Elbette eleştirilerin yıldızı ve sayısı önemli ama daha da önemli olan bir şey var: Gerçeklik.
2017’de o kadar çok “Fake news” konuşuldu ki, insanların gerçeklik radarı güçlendi. Bright Local’in aynı araştırmasında tüketicilerin %84’ü 2017’de bolca sahte haber okudukları için online eleştirilerin de sahte olduğundan korktuğunu söylemiş.
Tüketiciler sadece gerçek eleştiriler aramıyor, gerçekçi öneri yazılarına da önem veriyor. Geçtiğimiz yıllarda sosyal medya fenomenlerine ürünlerini denettirip yazı yazdırmak, tweet attırmak büyük markalar arasında bir yarış haline gelmişti. Belki, ünlü birine ürünleriniz hakkında post attırmaya para vermek size fazla görünebilir.
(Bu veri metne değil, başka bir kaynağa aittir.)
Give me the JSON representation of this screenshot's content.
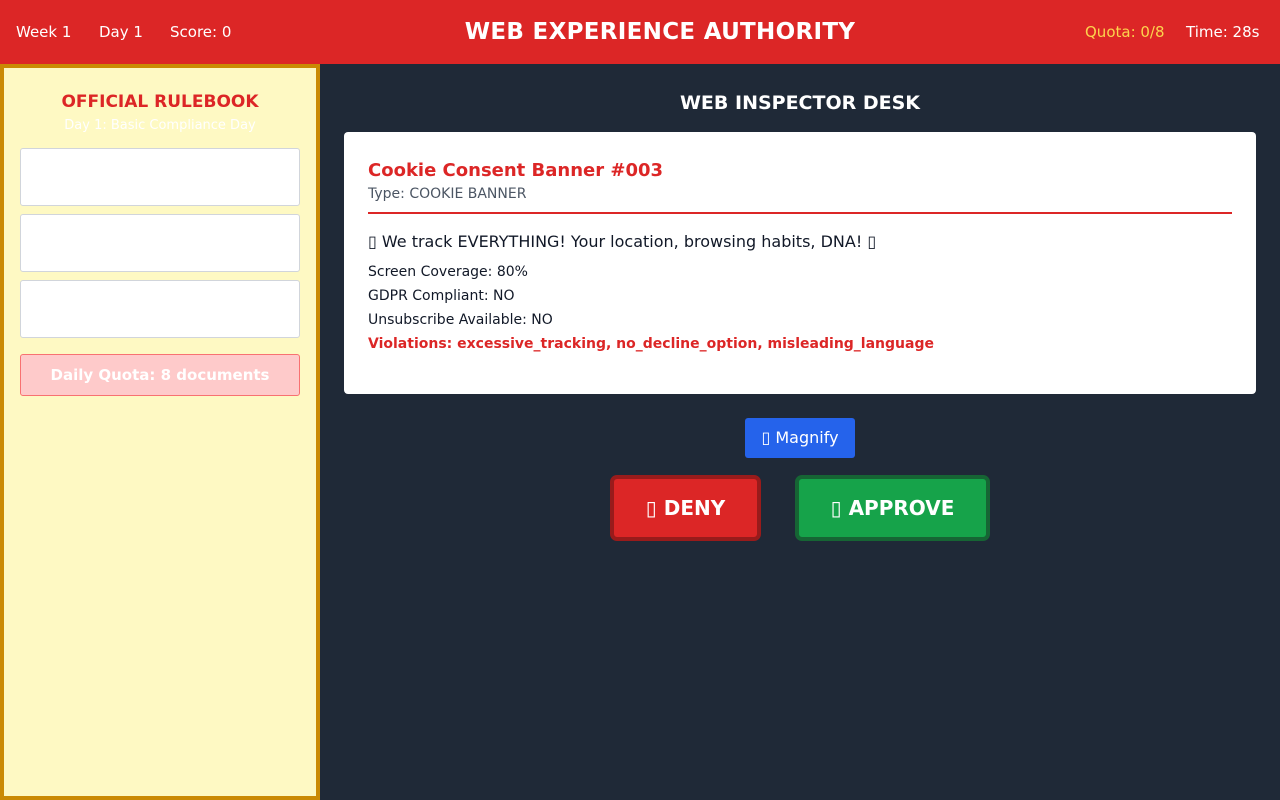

Ama işyerinizin sadık müşterilerini tanımaya ve iletişim kurmaya zaman ayırabilirsiniz.
Müşterilerinizden gerçek ve içten online eleştiriler almaya çalışın, alabiliyorsanız da en iyisini almaya çalışın.
Gerçek eleştirilere nasıl kavuşursunuz?
İşinizi her zamanki gibi dürüstlük ve titizlikle yönetin. Bunu yaparken de müşterilerinizden sizi sosyal medyada eleştirmelerini isteyin. Hatta ileri gidip, içten ve mümkünse zaman ayırıp detaylı yazmalarını rica edin. Bunu yaparken kesinlikle “olumlu eleştiri” istemeyin. Tek ricanızın içten ve gerçekçi bir yazı olduğunu belirtin. Gelen eleştirileri yanıtlayın, iletişimde kalın. Bir de online itibar yönetimi hakkında ne bulursanız okuyun.
Her şeyin gönlünüzce gittiği, Google’da iyi göründüğünüz ve iyi eleştiriler aldığınız bir 2018 olsun!